J'approche ta beauté comme d'un oasis. J'ai tellement soif. Je veux boire ton eau. Je vis en face de toi. J'essaie d'habiter mieux l'espace qui nous lie, faire danser les anges sur la musique humaine, nommer les choses qui nous fuient mais restent en filigrane. Je ne sais pas le dire mais je t'aime tellement. Il y a dans tes yeux une échelle qui monte battre les fruits de l'arbre, une étincelle immense qui allume le monde. Ta main tournant la mienne ouvre la porte de ma vie. Les mots que je t'écris ne seront jamais aussi beaux que ta voix, les nuages aussi hauts que toi, les rivières aussi vives que ta vie. Il n'y a personne d'autre que toi avec qui j'aimerais partager même un mauvais dîner. Je te mangerais des yeux pour goûter l'absolu. À chacun son rêve, son pays, sa parole mais à moi seul ta beauté.

Chaque fois que je pense à toi, je monte un peu plus haut sur le sommet du monde. Ton rêve habite mon sommeil. Je ne dors pas, je t'aime. Tu vagues. Je vogue. Nous sommes sur la mer. Nos barques inversées n'en forment qu'une seule. Nous sommes de ceux-là que l'amour tient debout. Enlacés par le cœur, le grand oui de la vie nous sert de mémoire. Nos caresses sont le parfum de la terre. Le brasier de l'amour ne laisse pas de cendres mais son eau donne soif. Je bois sans cesse à toi. Chaque fois que je te pense, je me sens vivre. Chaque fois que je te vois, je sais pourquoi je vois. Chaque fois que je t'entends, je trouve la parole. Chaque fois que je t'aime, je sais pourquoi je vis.


Sur la ligne qui va de tes yeux aux miens, rien ne bouge que nos âmes qui ne cessent de monter. Il y a dans ton regard tout l'infini du monde, une œuvre inachevée que je retouche de caresses.

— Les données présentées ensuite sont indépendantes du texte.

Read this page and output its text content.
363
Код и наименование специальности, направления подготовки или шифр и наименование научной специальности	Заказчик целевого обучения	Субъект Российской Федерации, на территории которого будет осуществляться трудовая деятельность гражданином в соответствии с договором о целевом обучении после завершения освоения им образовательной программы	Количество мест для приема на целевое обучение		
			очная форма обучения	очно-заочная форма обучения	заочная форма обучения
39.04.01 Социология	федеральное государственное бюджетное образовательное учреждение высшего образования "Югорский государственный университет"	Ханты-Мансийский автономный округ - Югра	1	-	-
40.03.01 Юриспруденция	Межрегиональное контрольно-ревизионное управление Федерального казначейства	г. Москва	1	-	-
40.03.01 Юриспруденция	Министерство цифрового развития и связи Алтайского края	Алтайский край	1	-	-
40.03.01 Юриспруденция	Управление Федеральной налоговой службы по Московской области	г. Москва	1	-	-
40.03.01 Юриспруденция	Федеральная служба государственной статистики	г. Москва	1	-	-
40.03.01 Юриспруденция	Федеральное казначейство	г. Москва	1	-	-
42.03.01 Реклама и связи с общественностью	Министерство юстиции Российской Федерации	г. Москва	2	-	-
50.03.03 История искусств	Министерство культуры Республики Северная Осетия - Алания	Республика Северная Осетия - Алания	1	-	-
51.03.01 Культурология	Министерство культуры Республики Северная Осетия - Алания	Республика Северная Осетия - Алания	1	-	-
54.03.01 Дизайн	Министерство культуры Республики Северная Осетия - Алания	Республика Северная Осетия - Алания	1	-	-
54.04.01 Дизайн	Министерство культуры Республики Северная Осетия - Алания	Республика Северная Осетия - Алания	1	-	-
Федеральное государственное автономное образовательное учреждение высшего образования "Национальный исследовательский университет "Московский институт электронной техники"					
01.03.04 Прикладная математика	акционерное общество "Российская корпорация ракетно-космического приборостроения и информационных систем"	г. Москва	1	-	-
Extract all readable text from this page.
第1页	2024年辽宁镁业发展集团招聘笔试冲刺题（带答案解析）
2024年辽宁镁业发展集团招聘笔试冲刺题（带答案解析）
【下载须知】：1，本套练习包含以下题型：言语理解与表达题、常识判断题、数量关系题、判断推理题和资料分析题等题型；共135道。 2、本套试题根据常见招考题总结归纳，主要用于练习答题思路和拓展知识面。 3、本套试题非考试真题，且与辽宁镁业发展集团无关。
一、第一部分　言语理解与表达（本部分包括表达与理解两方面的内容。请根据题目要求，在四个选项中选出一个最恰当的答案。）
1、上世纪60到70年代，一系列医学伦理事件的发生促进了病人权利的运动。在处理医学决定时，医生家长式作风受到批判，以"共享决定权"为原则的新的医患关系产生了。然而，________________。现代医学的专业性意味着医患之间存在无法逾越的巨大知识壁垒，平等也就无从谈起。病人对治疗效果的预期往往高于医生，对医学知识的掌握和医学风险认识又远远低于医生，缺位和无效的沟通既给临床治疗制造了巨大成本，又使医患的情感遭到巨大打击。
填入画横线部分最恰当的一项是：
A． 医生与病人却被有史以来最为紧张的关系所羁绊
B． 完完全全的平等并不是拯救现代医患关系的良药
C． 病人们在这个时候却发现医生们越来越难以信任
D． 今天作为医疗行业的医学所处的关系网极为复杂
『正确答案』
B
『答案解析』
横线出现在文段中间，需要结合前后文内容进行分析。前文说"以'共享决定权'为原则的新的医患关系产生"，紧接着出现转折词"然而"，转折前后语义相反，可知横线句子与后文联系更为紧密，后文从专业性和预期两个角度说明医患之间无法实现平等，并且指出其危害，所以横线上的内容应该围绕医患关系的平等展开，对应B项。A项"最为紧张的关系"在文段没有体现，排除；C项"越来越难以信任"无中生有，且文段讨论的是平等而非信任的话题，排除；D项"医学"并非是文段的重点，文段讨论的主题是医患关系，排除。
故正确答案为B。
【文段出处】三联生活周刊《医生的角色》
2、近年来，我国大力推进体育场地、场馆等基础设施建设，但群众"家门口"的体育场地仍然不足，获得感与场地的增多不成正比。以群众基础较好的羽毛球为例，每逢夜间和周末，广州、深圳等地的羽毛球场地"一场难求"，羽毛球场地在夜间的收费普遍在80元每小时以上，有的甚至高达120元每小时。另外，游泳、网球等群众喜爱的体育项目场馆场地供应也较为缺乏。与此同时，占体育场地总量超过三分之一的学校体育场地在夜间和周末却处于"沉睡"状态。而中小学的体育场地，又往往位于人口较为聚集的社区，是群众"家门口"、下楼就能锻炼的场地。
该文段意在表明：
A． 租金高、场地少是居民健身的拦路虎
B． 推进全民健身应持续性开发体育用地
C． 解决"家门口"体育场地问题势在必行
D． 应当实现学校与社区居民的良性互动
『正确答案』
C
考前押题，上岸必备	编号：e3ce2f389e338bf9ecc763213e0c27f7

Tu transportes la mer à chaque aller-retour. Je cueille un peu de vagues en ouvrant tes valises. Tu sens l'amour et la douceur, la tendresse et la chaleur de fille. J'aurai vingt jambes s'il faut courir à toi, dix mains pour la caresse, dix mille yeux pour te voir, un boomerang pour revenir. J'aurai un sabre d'eau pour inonder la soif. J'aurai deux cœurs avec la tien. Tu sens la femme et l'absolu. J'ai mis ma force dans ton corps, pour ranimer le feu, pour que l'angoisse n'y trouve pas sa route.


On se regarde. Ça fait un bruit de vagues, un splouch de lumière. On se touche. La vie éclate en milliers de frissons. On se caresse et le malheur fait tilt. On se parle avec la bouche pleine d'amour. Lorsque je dis ton nom, il brille dans ma tête comme une chandelle d'infini. Je mets une rivière sur ton corps, un ruisseau de baisers avec un pont pour les caresses. J'ai une fontaine sur les lèvres qui n'attend que ta bouche. Maintenant, le monde, c'est toi. Il devient beau soudain. Les nuages sourient. Les arbres dansent sur la musique du cœur. Les racines jouent du violon sous l'archet de la terre. Les cigales sont des étoiles sonores dans la nuit des images. La vie répand tout son pouvoir. Il y a tant de nuances entre sentir et ressentir. Je manque de mots pour toi. Je manque de mains. Je manque de bras. Il me faudrait les doigts d'un arbre qui caressent le vent.